Professor Liudas Giraitis is a Professor of Econometrics at Queen Mary. His research bridges the fields of econometrics, statistics and probability theory, with a substantial emphasis on time series analysis, and he has published numerous articles in the leading statistical and econometric journals. Currently he is exploring time-varying random coefficient models, their properties and estimation methods, forecasting under on-going change approaches, and heteroscadasticity and mean-variance constancy testing procedures. Liudas received his PhD in from Vilnius University, and has also undertaken research at Heidelberg and Boston Universities, and at the London School of Economics.
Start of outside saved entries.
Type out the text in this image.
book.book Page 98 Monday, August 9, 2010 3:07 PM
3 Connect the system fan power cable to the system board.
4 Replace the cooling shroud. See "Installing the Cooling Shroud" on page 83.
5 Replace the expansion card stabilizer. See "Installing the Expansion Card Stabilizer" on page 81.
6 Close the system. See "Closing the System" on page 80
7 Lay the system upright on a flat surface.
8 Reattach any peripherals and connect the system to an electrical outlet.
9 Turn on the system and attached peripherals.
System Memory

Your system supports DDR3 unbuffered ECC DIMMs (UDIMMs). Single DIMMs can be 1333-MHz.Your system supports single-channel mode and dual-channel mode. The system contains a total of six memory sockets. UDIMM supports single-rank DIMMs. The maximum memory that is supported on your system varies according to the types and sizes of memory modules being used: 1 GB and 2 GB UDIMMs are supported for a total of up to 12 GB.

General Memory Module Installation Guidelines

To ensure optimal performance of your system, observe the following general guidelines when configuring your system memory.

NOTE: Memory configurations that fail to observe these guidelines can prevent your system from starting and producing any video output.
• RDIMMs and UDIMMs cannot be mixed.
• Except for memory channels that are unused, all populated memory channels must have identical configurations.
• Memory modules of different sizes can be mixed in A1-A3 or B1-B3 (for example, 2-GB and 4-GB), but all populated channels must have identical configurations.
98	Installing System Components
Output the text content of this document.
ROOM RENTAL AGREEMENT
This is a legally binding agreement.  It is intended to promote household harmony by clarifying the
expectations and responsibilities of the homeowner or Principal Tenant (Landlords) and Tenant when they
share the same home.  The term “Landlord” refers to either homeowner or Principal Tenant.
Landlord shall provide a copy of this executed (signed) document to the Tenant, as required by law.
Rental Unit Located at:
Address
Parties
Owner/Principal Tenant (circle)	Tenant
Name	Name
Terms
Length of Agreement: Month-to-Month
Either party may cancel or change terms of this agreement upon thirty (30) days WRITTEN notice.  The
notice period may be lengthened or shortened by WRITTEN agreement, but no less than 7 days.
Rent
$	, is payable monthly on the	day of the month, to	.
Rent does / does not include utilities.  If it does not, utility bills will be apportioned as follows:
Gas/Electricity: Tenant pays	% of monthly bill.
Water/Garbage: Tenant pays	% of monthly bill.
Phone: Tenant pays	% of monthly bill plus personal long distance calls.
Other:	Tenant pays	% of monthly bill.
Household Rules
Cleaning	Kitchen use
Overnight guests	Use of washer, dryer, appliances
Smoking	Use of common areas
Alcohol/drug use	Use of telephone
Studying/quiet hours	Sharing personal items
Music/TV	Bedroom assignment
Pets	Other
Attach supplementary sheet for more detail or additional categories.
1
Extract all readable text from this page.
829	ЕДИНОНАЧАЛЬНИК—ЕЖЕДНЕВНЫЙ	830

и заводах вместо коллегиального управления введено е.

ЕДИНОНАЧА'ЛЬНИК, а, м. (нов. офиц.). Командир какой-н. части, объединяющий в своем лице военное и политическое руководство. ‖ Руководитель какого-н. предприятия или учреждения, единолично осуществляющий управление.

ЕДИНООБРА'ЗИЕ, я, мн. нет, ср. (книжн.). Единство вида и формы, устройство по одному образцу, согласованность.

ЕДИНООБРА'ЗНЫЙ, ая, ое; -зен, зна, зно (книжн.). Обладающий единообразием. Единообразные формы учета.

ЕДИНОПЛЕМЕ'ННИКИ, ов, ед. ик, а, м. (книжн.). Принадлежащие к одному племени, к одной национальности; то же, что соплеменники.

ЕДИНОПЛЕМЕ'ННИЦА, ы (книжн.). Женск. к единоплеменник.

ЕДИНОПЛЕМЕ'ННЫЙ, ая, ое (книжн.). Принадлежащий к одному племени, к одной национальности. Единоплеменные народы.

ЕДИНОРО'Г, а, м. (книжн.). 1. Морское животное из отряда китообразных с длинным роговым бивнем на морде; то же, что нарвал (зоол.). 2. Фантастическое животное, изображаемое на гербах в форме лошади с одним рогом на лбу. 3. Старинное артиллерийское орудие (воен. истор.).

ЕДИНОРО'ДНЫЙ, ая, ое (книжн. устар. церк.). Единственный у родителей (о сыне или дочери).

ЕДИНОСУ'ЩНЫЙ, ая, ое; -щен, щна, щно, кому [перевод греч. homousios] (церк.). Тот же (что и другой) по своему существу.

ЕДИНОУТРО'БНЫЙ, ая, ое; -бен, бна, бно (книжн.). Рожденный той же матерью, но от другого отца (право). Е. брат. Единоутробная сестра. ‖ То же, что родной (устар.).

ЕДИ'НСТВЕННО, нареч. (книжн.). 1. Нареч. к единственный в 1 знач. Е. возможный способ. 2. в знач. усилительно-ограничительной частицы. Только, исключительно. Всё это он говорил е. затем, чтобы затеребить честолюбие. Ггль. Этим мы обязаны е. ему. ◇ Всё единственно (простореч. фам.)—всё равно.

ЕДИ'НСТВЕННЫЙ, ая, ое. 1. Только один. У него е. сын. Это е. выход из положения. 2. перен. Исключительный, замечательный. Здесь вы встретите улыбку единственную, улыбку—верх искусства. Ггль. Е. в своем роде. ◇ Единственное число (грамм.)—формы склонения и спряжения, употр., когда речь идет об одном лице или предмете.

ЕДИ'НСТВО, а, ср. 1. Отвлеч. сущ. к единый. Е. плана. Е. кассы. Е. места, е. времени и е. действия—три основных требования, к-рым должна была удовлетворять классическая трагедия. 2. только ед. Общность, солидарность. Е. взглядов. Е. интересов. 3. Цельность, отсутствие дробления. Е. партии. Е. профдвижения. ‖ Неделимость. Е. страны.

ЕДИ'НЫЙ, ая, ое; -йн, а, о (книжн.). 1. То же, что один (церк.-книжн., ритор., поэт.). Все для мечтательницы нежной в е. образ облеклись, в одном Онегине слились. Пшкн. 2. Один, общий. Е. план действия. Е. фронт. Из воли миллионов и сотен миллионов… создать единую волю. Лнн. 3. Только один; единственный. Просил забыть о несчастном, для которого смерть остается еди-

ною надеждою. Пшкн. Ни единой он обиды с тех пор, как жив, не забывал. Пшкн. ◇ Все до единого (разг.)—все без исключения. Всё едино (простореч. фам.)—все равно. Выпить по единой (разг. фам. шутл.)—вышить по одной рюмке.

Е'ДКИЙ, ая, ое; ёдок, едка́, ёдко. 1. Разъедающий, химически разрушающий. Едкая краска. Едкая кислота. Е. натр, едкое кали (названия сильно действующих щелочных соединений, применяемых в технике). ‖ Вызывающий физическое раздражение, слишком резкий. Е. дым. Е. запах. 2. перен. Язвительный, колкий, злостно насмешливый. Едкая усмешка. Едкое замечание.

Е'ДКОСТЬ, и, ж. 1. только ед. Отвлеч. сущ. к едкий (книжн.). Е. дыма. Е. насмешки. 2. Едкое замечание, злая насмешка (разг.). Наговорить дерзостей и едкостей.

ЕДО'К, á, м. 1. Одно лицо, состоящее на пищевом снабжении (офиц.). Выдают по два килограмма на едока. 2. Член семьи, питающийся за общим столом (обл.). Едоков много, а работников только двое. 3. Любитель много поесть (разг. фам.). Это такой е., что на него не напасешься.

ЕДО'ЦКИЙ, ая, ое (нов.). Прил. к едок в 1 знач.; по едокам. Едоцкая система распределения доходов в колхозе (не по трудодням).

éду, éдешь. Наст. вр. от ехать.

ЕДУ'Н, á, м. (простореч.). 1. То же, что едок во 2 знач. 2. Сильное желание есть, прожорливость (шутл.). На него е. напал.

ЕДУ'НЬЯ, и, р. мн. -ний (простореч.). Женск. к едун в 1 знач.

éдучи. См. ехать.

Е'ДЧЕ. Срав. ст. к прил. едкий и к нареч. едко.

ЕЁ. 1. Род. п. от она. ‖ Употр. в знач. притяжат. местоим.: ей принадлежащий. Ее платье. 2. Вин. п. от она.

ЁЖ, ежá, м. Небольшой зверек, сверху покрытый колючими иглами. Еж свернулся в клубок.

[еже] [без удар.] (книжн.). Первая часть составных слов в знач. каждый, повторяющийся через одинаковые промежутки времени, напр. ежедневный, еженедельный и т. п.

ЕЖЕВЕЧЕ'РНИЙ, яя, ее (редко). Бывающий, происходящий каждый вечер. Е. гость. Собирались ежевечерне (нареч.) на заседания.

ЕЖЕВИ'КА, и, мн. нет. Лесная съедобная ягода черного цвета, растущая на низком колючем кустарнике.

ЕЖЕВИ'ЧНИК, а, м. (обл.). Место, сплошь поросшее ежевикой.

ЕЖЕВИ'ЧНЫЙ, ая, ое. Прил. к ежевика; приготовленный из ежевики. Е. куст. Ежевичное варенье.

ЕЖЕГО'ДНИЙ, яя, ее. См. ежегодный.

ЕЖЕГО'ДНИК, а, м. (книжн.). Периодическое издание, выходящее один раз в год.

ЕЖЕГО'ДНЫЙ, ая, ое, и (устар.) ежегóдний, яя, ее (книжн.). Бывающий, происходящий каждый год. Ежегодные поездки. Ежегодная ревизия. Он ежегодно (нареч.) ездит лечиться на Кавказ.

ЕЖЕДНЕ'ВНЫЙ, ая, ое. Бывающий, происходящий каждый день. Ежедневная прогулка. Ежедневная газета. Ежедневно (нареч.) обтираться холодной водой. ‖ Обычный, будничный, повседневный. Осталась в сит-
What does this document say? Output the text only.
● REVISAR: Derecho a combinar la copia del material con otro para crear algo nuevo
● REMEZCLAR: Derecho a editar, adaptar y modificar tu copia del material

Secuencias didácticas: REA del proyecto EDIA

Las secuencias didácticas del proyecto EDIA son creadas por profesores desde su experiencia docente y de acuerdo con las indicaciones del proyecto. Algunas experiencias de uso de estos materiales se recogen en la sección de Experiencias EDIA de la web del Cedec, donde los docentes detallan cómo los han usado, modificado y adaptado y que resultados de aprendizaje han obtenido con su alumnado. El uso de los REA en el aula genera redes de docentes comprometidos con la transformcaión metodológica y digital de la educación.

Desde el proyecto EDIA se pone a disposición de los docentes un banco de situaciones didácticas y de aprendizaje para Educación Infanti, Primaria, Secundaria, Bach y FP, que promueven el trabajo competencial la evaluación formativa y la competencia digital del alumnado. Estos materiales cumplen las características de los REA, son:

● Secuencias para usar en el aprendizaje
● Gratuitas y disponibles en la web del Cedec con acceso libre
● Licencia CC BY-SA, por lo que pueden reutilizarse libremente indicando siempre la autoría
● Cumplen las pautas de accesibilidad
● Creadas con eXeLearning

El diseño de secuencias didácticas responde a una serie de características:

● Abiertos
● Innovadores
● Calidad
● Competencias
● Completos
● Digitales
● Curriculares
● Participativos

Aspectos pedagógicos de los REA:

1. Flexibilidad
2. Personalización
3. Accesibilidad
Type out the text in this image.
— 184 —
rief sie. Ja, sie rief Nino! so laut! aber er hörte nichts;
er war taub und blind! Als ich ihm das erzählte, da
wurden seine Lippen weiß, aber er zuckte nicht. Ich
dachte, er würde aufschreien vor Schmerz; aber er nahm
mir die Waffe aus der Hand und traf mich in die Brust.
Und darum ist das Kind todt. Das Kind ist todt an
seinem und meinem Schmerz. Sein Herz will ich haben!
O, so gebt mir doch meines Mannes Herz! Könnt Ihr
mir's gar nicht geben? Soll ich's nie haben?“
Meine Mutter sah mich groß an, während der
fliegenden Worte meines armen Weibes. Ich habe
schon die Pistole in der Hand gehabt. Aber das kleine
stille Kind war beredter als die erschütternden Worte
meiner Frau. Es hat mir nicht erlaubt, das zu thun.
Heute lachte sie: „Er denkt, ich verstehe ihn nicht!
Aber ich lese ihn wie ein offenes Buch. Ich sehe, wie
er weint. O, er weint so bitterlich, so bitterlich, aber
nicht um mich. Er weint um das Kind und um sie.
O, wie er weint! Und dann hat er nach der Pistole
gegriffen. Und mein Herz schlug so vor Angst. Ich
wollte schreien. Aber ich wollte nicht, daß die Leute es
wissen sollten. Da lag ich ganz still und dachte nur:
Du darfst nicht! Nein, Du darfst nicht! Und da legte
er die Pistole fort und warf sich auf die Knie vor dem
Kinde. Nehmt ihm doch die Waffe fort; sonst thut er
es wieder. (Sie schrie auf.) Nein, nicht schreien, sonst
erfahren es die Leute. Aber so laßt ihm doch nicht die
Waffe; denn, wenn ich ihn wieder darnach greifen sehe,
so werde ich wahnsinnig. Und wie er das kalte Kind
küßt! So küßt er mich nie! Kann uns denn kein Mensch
Professor Alexander Gnedin undertakes research on combinatorial models of applied probability and their connection with continuous-time and space random processes such as Brownian motion and Levy processes. His current interests include random combinatorial structures with various kinds of sufficiency or stochastic symmetry; these form a sustainable bridge between theoretical constructions and concrete problems, where the toolbox of researchers and practitioners has been fundamentally constrained by the paradigm of uniform distribution. He has been teaching courses and supervising projects on mathematical finance since the start of the MSc Mathematical Finance programme at Queen Mary. He also maintains contacts with leading banks, and cooperates with them on applications of rigorous mathematical methods.
Dr Michael Phillips is Senior Lecturer in Financial Mathematics in the School of Mathematical Sciences, and Programme Director for the MSc in Mathematical Finance and the MSc in Financial Computing programmes. Prior to joining Queen Mary, he worked for over 10 years as a quantitative analyst and software engineer for a number of well-known investment banks in the City of London. There he developed state-of-the-art pricing models for a wide range of financial products, including interest rate derivatives, commodity options and exotic credit derivatives. He has also spent time working on a bond trading desk, devising trading strategies using proprietary statistical arbitrage techniques. Michael is a graduate of Cambridge University, and holds a PhD from Brunel University (London) in Mathematical Physics.
Dr Seth Sarfo is the admissions tutor for the MSc Mathematical Finance and the MSc Financial Computing programmes at Queen Mary. His research work is on commodity market analysis and agricultural policy. Seth’s recent work focuses on market-based mechanisms for risk management, such as futures, options, commodity-linked bonds and crop insurance. Seth holds a PhD in Mathematical Finance from Birkbeck College, University of London.
Dr Luigi Ventimiglia has been an investment manager for 10 years in London and Boston. He has invested on behalf of institutional clients in the sovereign, credit and currency markets through a broad range of alpha strategies including hedge funds. He holds a BSc in Mechanical Engineering (Bologna), an MSc in Financial Economics (London) and a PhD in Economics (London). He lectured finance, macroeconomics and econometrics (undergraduate and postgraduate) at City University and at the School of Oriental and African Studies. Luigi’s research interests and publications focus on commodity markets, commodity-currencies and development polices for commodity dependent countries.